Step 3: Specify What to Crawl

You can fine-tune which files get ingested using the following options:

  • drive_ids: Specify Shared Drives by ID to crawl only those drives
  • crawl_my_drive: Add My Drive (root) to the crawl
  • folder_ids: Restrict crawling to specific folder IDs within the selected drives (server-side filtering)
  • recursive_folders: Control whether subfolders are included when using folder_ids (default: true)
  • path_include_regex_patterns: Include only files with matching paths
  • path_exclude_regex_patterns: Exclude files with matching paths

Files whose paths match both include and exclude patterns will be excluded. If neither pattern list is set, all files in the selected drives are crawled.

Example: Crawling Specific Folders

To crawl only specific folders within a Shared Drive:

{
"connector_configuration": {
,
"drive_ids": [ "0AAbC12345XYZ" ],
"folder_ids": [ "1aBcD2eFgH3iJkL", "2cDeFgHi4jKlMn" ],
"recursive_folders": true
}
}

To find a folder's ID, navigate to the folder in Google Drive and copy the string after /folders/ in your browser's address bar.

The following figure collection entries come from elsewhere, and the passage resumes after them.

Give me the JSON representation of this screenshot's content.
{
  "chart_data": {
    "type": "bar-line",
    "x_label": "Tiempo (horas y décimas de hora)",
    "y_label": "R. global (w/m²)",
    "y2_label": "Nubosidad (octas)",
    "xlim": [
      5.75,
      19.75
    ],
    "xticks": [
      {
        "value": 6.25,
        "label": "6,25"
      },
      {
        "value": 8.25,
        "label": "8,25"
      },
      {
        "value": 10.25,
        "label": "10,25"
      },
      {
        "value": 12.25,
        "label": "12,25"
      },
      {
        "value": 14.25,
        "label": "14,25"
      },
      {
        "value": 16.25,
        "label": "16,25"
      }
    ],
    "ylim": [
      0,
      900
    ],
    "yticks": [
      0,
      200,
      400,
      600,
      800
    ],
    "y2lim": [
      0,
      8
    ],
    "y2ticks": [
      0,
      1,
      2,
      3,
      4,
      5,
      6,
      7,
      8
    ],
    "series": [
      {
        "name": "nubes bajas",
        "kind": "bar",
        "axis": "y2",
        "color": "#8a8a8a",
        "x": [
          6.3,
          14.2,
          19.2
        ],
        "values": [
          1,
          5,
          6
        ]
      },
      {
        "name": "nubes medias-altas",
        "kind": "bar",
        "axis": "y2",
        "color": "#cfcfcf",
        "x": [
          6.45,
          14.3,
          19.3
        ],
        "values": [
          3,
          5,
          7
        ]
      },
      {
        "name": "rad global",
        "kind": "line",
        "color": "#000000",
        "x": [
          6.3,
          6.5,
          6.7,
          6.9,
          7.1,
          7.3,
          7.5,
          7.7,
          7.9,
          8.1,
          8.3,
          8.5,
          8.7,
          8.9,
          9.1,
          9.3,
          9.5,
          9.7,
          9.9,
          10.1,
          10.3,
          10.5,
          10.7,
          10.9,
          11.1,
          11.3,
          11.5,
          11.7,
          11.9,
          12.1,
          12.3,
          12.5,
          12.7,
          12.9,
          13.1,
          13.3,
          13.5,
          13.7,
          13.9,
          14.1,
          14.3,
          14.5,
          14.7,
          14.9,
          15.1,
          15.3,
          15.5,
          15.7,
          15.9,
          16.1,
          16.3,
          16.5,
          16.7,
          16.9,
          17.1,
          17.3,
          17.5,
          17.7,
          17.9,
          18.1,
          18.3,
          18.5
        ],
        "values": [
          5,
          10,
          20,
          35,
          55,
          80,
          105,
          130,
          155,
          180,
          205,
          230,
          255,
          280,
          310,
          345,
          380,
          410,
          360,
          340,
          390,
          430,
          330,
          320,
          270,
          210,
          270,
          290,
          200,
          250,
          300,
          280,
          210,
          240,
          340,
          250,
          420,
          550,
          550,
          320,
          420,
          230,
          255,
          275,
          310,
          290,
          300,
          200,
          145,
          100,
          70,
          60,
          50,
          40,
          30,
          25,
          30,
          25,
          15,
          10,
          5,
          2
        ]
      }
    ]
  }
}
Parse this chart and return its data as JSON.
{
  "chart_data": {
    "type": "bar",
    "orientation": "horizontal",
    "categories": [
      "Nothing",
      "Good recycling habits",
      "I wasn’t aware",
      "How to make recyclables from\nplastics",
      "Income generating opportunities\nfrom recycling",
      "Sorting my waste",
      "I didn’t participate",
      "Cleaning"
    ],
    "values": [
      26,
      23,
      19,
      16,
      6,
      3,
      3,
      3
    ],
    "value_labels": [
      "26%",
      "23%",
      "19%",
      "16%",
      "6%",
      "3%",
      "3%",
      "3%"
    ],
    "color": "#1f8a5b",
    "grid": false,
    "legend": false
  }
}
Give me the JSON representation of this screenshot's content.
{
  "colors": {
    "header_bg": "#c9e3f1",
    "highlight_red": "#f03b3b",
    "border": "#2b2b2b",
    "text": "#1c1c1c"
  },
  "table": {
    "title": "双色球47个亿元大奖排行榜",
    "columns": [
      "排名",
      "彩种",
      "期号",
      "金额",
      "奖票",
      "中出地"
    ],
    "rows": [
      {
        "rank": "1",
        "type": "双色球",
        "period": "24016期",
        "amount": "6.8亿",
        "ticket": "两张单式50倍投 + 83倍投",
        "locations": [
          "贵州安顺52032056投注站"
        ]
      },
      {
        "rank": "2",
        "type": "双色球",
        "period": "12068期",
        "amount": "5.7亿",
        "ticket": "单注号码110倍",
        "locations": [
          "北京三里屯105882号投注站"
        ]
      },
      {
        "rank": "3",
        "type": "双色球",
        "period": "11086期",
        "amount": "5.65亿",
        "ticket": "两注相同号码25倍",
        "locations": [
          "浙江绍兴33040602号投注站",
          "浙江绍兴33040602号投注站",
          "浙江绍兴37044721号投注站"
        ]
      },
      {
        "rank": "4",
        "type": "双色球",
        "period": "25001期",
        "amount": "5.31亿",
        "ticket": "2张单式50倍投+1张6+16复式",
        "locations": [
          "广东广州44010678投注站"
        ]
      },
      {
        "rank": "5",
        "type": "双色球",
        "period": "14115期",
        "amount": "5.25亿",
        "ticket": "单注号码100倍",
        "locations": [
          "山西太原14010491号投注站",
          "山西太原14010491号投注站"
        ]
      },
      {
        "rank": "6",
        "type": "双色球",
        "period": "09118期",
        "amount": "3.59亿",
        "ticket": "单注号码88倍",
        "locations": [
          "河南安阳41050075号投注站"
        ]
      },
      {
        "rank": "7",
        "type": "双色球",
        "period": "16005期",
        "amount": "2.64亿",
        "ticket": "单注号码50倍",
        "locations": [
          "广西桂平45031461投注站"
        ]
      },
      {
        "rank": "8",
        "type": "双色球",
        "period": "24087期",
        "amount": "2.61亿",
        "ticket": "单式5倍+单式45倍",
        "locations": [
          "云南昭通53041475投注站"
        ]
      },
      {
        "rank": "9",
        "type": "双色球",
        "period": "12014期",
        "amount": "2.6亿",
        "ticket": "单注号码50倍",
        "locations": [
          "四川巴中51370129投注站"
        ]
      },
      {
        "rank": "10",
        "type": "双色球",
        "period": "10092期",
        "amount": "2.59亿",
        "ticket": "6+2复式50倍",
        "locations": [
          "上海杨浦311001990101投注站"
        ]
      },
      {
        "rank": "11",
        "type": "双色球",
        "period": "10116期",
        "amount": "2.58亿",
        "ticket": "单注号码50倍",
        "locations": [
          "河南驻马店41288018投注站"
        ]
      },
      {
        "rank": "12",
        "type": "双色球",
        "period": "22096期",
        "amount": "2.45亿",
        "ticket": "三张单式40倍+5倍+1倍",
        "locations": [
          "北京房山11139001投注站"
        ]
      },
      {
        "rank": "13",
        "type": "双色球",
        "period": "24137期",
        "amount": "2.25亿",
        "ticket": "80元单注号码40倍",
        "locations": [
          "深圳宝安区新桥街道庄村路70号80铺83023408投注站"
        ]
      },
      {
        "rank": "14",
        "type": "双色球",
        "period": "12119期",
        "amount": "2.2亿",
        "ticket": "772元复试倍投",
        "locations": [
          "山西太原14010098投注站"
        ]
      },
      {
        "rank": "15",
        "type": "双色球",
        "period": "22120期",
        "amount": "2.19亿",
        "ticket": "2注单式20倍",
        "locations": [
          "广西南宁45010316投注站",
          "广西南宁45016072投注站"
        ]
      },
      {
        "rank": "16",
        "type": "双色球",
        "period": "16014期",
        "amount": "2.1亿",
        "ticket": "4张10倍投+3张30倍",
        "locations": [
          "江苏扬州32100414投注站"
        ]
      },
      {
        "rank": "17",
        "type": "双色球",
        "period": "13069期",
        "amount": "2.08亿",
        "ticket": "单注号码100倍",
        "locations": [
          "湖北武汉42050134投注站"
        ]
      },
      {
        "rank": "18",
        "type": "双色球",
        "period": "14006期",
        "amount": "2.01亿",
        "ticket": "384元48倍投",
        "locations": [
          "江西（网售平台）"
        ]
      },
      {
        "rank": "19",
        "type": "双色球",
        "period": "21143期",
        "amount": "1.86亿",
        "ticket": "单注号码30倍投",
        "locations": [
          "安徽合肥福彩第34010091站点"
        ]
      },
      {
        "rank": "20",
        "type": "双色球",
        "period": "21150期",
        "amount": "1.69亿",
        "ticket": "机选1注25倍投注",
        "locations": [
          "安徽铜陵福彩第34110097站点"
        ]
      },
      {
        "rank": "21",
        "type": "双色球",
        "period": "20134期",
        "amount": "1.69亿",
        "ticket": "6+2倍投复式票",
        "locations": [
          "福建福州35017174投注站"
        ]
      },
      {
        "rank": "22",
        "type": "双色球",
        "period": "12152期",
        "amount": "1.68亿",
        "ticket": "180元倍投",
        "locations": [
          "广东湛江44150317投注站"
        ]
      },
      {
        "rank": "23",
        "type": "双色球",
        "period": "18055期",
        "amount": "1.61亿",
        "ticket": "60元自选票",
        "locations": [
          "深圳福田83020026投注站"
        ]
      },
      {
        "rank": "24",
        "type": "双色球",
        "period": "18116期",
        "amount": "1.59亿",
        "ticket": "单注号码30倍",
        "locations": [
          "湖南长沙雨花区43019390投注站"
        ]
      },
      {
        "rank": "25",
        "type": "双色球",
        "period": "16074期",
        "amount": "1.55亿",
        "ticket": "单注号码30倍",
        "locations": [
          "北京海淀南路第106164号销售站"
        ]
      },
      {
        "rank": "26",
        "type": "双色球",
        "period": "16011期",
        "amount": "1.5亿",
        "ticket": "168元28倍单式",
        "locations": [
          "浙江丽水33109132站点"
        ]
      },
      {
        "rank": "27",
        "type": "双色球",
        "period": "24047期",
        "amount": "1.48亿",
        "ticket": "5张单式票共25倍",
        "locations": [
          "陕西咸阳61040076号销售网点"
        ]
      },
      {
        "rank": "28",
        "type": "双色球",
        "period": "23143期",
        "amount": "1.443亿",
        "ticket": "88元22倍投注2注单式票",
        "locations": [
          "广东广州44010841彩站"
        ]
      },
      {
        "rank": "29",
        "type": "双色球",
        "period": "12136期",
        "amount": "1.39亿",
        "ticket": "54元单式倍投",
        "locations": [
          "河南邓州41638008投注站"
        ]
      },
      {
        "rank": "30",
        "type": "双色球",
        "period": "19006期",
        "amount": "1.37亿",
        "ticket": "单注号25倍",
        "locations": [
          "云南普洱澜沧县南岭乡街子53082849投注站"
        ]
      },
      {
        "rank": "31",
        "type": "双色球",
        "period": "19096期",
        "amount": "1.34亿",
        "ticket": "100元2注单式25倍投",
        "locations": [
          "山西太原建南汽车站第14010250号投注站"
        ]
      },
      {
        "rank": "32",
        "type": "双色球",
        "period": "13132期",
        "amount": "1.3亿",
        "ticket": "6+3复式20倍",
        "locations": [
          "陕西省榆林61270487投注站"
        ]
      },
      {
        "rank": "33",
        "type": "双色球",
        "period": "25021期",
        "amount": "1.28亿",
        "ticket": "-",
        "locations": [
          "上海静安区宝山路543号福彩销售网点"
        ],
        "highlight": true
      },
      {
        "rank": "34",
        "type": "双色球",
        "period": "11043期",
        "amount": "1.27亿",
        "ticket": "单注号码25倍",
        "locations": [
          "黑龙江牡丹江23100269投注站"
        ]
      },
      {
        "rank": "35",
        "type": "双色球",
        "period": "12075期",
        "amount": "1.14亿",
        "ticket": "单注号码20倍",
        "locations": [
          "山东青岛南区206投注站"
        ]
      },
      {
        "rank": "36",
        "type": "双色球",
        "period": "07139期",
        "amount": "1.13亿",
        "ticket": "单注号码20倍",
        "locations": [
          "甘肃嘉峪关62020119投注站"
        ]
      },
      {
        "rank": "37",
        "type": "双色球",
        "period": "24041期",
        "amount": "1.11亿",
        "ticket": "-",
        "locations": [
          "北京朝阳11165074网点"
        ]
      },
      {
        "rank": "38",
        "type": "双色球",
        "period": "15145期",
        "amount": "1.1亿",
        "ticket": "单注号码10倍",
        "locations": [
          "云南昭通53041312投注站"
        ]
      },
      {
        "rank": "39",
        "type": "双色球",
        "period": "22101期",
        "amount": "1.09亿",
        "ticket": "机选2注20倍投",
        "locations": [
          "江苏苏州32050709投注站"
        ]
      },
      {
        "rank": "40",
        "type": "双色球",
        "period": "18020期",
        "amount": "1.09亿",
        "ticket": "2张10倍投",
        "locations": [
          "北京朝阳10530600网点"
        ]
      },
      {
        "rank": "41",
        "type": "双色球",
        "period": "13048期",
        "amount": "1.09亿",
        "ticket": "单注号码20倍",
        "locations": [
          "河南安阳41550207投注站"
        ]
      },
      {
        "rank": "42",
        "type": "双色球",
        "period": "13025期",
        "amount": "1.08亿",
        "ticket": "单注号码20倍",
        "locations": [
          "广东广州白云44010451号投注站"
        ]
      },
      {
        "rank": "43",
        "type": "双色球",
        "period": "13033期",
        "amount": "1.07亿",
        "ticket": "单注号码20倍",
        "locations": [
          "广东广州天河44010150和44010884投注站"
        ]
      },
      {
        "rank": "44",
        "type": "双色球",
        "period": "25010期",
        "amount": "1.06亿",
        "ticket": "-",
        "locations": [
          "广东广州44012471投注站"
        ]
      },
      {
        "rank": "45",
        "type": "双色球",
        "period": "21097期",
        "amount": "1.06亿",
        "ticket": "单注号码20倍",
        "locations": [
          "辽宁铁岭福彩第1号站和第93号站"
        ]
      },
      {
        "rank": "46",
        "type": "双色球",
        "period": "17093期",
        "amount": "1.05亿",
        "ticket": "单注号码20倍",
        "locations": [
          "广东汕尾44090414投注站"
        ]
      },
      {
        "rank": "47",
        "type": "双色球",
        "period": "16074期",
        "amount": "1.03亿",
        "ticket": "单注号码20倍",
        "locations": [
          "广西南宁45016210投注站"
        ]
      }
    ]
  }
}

Step 4: Create the Google Drive Connector

To create your Google Drive connector in the Zeta Alpha Platform UI:

  1. Navigate to your tenant's indexes and click View under Content Sources for the desired index
  2. Click Create Content Source
  3. Paste your JSON configuration into the editor
  4. Click Submit

Once created, the connector will run according to its schedule (or on demand) and ingest files matching your configuration.

Crawling Behavior

The connector supports both full and incremental crawling:

  • Full Crawl: When first configured or when no start_page_token is present, the connector performs a full crawl of all selected drives and folders
  • Incremental Crawl: After the initial crawl, the connector automatically tracks changes using Google Drive's Changes API and only processes new, modified, or deleted files

The start_page_token is automatically managed by the connector and persisted in the content source configuration after each successful run.